Toby Keith, Popular Country Music Singer-Songwriter, Dies at 62 – PPT News

Inspired by Merle Haggard and other artists of a populist bent, Mr. Keith made music reflecting his roots in the working-class, post-Dust Bowl culture of the southwestern United States. In recognition of this kinship he was presented with the 2020 Merle Haggard Spirit Award by the Academy of Country Music.

Toby Keith Covel was born on July 8, 1961, in Clinton, Okla., the second of three children of Carolyn Joan (Ross) and Hubert K. Covel Jr. His father worked as a derrickhand in the oil industry. His mother was an aspiring singer who abandoned her musical pursuits to become a homemaker.

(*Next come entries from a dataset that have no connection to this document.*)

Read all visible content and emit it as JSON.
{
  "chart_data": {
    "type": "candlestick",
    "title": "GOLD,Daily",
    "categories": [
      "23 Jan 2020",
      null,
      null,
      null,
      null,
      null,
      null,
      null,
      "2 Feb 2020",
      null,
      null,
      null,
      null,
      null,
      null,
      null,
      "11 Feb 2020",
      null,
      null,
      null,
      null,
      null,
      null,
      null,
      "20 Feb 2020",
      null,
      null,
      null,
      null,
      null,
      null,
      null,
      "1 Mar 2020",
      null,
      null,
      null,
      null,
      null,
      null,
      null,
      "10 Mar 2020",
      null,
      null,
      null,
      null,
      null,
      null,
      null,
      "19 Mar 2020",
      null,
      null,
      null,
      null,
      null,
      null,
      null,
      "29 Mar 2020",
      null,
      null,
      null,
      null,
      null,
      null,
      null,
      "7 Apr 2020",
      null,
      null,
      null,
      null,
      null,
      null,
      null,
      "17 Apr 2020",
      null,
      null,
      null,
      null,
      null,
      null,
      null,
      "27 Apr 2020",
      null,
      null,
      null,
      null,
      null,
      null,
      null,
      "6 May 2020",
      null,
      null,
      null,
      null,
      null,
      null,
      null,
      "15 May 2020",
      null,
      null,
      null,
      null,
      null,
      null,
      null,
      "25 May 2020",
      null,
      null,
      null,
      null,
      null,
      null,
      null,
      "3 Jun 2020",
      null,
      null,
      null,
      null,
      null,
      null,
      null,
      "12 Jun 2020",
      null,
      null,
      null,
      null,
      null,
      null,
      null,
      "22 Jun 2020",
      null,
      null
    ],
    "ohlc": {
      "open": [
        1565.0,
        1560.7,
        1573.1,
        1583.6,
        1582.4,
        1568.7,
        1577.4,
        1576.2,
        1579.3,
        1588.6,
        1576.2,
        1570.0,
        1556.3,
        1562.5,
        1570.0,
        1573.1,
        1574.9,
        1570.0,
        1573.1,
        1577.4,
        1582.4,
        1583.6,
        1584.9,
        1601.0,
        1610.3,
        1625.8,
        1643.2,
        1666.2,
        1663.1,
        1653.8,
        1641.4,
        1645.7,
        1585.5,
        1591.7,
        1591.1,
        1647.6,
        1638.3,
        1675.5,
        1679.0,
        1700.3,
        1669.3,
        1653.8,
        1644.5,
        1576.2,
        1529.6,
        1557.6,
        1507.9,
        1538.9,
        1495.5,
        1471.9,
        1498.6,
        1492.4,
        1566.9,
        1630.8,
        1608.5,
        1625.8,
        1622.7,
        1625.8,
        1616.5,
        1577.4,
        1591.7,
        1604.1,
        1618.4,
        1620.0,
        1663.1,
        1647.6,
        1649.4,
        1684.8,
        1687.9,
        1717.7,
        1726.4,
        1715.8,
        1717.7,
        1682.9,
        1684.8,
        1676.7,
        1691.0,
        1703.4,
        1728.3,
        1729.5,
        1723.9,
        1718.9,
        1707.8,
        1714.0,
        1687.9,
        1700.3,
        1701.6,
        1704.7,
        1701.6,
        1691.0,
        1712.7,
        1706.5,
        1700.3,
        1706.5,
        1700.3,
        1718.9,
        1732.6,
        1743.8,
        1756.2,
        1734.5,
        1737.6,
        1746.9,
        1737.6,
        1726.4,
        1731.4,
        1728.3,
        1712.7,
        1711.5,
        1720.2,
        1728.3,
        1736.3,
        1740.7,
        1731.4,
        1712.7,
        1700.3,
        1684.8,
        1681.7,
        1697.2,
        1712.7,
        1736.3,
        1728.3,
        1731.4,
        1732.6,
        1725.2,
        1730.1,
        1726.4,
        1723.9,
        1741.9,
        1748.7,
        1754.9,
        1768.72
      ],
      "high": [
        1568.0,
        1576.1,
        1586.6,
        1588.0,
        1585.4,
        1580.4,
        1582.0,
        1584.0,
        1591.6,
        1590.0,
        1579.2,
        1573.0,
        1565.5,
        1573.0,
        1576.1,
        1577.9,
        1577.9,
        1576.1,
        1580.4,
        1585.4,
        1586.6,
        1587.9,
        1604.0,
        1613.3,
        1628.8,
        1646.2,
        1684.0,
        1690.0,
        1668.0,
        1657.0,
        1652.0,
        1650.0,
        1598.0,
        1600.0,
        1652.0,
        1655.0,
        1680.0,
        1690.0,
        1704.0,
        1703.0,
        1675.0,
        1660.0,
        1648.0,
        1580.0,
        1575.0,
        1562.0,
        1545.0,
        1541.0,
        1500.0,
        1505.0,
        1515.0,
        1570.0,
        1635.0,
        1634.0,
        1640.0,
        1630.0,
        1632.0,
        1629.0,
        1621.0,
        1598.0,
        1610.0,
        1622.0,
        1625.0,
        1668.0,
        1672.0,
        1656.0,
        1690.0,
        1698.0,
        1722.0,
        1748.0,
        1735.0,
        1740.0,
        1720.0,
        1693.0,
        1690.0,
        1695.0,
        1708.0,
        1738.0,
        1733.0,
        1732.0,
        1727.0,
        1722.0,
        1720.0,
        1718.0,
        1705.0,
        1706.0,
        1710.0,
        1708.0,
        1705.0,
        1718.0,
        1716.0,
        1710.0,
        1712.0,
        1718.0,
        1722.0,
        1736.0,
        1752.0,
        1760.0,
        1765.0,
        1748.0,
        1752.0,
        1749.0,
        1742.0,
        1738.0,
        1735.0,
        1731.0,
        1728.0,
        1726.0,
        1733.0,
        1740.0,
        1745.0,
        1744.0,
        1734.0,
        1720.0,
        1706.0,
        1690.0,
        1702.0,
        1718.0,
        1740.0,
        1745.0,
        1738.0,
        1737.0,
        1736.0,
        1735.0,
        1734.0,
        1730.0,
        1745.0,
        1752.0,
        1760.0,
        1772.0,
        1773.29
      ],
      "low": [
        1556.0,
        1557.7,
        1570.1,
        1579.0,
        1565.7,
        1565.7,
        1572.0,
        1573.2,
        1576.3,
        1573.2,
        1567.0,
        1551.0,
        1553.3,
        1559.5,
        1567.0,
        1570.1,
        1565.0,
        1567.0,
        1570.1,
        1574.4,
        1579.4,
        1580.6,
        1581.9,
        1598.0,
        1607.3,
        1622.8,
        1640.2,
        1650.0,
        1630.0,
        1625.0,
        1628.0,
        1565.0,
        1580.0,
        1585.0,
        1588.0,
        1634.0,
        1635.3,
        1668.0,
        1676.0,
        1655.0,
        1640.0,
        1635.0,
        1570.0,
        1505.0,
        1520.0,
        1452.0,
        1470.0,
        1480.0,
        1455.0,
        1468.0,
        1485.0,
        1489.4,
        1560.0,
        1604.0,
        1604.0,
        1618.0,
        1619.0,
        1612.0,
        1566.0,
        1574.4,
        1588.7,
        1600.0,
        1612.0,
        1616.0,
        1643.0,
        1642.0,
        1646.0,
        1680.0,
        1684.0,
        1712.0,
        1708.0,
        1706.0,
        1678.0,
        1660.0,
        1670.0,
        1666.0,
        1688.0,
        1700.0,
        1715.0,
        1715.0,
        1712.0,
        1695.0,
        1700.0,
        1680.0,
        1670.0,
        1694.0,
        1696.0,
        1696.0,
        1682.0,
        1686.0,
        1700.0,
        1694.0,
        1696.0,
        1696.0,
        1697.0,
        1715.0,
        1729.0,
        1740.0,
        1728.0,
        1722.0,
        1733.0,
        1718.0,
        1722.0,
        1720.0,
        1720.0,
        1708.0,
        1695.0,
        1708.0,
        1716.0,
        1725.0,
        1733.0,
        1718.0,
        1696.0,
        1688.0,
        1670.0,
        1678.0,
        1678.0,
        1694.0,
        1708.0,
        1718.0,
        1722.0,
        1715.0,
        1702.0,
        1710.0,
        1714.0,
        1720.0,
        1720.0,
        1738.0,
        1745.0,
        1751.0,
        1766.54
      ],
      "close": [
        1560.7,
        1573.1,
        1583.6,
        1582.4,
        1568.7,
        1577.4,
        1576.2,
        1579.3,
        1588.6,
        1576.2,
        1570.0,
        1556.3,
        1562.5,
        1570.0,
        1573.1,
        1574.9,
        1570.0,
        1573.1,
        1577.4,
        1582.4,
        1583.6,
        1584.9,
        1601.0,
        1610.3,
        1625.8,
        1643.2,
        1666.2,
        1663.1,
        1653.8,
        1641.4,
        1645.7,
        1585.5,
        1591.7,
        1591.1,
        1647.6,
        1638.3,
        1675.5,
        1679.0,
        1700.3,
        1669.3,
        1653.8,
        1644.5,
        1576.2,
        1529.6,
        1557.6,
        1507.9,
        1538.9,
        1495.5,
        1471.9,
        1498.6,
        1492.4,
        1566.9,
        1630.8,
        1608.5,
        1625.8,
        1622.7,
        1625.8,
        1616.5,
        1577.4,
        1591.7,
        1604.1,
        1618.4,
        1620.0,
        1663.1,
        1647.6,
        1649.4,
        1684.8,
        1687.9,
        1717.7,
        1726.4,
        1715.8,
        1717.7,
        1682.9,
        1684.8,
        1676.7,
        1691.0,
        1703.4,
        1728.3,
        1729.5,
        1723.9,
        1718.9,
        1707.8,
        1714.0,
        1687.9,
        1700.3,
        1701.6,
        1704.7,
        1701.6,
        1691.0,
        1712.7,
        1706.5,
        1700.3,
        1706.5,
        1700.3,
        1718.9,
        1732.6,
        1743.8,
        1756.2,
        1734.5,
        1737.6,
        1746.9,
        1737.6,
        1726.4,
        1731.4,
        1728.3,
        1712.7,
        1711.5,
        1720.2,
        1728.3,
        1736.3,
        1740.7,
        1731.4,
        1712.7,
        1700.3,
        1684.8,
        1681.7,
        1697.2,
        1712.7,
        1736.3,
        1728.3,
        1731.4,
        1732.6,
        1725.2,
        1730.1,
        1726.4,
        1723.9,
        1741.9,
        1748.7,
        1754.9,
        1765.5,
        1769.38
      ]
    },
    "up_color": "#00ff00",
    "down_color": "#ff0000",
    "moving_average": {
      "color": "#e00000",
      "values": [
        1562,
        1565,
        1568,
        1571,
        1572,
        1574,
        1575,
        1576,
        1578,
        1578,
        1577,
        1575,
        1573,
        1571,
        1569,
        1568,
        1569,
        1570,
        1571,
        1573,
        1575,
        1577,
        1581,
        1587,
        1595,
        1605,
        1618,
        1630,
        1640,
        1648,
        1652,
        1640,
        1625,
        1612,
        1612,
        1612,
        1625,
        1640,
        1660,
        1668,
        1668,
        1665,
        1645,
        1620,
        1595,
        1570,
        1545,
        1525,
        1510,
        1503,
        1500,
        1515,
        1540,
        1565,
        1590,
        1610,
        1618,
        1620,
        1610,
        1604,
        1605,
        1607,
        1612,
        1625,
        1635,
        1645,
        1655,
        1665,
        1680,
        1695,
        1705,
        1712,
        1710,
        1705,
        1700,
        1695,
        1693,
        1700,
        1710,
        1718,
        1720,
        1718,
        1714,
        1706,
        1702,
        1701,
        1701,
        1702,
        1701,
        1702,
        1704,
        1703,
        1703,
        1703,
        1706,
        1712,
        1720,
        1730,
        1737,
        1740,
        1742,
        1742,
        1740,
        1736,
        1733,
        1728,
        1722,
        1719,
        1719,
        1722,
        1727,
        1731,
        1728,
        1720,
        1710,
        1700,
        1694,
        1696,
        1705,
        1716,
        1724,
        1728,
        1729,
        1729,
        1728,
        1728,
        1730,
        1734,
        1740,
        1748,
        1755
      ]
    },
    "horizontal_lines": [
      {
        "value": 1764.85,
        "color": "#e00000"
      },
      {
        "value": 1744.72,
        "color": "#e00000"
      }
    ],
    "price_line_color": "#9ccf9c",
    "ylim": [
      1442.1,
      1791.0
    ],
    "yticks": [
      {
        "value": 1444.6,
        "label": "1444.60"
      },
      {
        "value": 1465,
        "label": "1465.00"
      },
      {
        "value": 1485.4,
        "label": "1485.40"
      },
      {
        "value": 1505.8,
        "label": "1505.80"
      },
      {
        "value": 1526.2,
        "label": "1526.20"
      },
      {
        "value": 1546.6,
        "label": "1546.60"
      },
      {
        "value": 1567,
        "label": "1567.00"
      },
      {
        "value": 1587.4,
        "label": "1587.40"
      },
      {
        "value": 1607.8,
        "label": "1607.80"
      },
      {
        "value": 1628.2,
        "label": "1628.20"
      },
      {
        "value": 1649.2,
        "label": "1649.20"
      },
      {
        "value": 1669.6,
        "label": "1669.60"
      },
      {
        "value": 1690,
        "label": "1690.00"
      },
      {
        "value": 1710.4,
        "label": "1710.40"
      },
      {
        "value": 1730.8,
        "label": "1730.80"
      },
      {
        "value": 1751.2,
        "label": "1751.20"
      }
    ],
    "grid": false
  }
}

Mr. Keith grew up primarily in Moore, Okla., a suburb of Oklahoma City. He got his first guitar at the age of 8, and later spent summers with his grandmother in Fort Smith, Ark., doing odd jobs at her supper club and occasionally sitting in with the house band.

After graduating from high school he worked alongside his father in the oil fields, eventually becoming a supervisor. At 20, he and several friends formed a group called the Easy Money Band and started playing in local bars before graduating to the Texas and Oklahoma roadhouse circuit.

Mr. Keith’s first foray into the Nashville music scene found him busking on street corners and knocking on doors, to no avail, along the city’s Music Row. It was not until a fan who worked as a flight attendant slipped his demo tape to the producer Harold Shedd, known for his work with stars like Reba McEntire and Shania Twain, that he secured a contract with Mercury Records. His debut album for the label, titled “Toby Keith,” produced four Top 10 country singles and was certified platinum for sales of one million copies.

Determined to have a stronger, more indelible stamp as a performer, Mr. Keith nevertheless grew restless, moving from one subsidiary of Mercury to another before finding a home in 1998 with Nashville’s newly minted office of DreamWorks Records. The change proved auspicious, with Mr. Keith establishing a more robust, if fractious, image as 11 of his next 13 singles, including “How Do You Like Me Now?!,” and “I Wanna Talk About Me,” reached No. 1.